InterSpeech 2021

F-T-LSTM based Complex Network for Joint Acoustic Echo Cancellation and Speech Enhancement
(Oral presentation)

Shimin Zhang (Northwestern Polytechnical University, China), Yuxiang Kong (Northwestern Polytechnical University, China), Shubo Lv (Northwestern Polytechnical University, China), Yanxin Hu (Northwestern Polytechnical University, China), Lei Xie (Northwestern Polytechnical University, China)
With the increasing demand for audio communication and online conference, ensuring the robustness of Acoustic Echo Cancellation (AEC) under the complicated acoustic scenario including noise, reverberation and nonlinear distortion has become a top issue. Although there have been some traditional methods that consider nonlinear distortion, they are still inefficient for echo suppression and the performance will be attenuated when noise is present.
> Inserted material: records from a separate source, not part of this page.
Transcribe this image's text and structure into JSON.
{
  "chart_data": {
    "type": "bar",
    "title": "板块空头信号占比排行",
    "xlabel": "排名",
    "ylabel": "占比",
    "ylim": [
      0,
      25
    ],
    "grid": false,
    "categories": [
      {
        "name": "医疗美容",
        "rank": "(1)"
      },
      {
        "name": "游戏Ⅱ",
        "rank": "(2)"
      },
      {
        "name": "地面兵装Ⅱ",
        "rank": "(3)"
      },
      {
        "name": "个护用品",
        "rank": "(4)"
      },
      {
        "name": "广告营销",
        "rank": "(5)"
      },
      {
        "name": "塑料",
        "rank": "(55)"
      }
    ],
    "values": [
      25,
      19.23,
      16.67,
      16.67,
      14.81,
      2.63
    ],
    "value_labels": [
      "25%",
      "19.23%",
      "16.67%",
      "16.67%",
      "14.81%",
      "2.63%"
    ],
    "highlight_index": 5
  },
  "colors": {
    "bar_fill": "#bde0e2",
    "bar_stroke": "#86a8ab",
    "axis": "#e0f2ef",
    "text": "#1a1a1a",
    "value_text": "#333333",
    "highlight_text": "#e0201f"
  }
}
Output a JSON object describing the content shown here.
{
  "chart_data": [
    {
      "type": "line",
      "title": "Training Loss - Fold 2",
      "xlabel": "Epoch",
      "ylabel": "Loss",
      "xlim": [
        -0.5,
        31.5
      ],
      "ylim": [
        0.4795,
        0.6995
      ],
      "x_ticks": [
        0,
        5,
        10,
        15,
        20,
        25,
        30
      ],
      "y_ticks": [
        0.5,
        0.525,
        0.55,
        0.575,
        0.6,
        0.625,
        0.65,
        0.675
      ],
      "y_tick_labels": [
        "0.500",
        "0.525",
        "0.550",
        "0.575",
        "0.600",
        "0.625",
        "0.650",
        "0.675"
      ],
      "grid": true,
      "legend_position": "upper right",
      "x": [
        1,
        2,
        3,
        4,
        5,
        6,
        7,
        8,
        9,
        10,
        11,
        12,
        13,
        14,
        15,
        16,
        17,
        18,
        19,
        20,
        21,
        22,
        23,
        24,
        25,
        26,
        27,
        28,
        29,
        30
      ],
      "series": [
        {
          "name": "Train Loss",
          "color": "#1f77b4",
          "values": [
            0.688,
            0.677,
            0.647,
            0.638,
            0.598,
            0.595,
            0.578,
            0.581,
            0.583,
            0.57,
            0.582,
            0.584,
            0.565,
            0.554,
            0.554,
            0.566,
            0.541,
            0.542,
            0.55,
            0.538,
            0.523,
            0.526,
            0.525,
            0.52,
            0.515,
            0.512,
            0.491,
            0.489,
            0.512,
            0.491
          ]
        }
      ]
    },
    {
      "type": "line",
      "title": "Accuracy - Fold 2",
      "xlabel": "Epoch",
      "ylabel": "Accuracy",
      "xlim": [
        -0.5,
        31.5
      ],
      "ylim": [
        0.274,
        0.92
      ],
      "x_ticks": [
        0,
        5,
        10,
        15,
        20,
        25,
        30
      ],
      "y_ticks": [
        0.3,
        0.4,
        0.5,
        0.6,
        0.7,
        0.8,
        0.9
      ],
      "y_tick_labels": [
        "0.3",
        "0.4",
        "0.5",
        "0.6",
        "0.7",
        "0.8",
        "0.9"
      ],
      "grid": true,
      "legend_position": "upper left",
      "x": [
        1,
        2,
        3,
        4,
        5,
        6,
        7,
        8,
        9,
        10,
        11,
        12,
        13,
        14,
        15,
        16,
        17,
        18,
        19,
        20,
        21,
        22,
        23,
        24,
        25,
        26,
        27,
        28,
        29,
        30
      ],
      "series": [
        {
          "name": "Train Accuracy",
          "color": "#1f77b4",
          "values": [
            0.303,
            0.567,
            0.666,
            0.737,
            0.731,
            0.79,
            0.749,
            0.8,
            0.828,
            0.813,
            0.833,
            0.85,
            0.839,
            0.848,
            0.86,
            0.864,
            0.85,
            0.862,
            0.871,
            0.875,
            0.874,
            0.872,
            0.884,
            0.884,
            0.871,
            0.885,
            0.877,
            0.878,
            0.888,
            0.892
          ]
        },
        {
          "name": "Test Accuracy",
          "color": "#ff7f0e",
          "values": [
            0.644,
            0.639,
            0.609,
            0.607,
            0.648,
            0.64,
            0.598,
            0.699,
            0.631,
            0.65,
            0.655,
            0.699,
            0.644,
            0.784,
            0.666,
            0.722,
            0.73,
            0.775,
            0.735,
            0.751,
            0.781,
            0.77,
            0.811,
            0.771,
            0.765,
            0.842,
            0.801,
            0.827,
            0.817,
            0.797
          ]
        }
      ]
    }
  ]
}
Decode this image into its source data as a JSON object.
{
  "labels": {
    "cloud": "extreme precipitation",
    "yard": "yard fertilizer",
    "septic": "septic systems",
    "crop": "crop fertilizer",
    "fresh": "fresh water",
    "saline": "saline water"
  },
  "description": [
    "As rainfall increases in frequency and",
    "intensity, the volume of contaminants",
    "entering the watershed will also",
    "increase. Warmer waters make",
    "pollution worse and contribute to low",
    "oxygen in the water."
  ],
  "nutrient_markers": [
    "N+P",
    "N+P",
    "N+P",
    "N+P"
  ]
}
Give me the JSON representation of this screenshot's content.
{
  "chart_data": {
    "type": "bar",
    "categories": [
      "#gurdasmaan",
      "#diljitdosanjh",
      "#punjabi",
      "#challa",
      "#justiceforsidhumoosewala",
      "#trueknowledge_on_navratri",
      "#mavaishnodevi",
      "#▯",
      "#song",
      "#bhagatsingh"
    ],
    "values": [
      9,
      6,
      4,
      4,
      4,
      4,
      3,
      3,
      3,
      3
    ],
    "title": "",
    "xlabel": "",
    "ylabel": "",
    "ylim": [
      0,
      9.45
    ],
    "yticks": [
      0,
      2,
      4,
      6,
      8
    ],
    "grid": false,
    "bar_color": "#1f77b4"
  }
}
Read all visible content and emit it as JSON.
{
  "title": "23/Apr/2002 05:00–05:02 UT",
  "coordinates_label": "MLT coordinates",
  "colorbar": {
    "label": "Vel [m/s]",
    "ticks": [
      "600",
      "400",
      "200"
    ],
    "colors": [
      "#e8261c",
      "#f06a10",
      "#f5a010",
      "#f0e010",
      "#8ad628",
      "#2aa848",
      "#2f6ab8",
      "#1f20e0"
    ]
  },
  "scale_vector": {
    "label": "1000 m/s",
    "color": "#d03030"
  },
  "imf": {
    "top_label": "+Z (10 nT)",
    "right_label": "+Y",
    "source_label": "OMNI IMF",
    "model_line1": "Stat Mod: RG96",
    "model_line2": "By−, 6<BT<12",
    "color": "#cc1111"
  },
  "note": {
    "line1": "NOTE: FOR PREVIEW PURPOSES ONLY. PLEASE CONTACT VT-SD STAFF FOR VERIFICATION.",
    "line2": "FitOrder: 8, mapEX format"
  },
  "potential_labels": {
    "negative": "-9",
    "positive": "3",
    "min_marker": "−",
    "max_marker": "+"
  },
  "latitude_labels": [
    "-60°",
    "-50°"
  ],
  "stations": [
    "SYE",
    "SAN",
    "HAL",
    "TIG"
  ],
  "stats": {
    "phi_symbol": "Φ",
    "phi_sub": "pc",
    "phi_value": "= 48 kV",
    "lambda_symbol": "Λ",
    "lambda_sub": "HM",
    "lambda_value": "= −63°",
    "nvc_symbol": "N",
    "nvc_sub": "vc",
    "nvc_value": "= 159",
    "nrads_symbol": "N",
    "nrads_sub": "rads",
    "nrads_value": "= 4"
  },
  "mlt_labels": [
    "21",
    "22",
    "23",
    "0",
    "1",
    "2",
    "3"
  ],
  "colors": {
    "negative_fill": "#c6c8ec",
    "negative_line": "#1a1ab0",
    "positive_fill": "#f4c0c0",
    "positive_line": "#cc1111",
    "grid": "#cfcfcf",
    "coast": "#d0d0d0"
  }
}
In this paper, we present a real-time AEC approach using complex neural network to better modeling the important phase information and frequency-time-LSTMs (F-T-LSTM), which scan both frequency and time axis, for better temporal modeling. Moreover, we utilize modified SI-SNR as cost function to make the model to have better echo cancellation and noise suppression (NS) performance. With only 1.4M parameters, the proposed approach outperforms the AEC-challenge baseline by 0.27 in terms of Mean Opinion Score (MOS).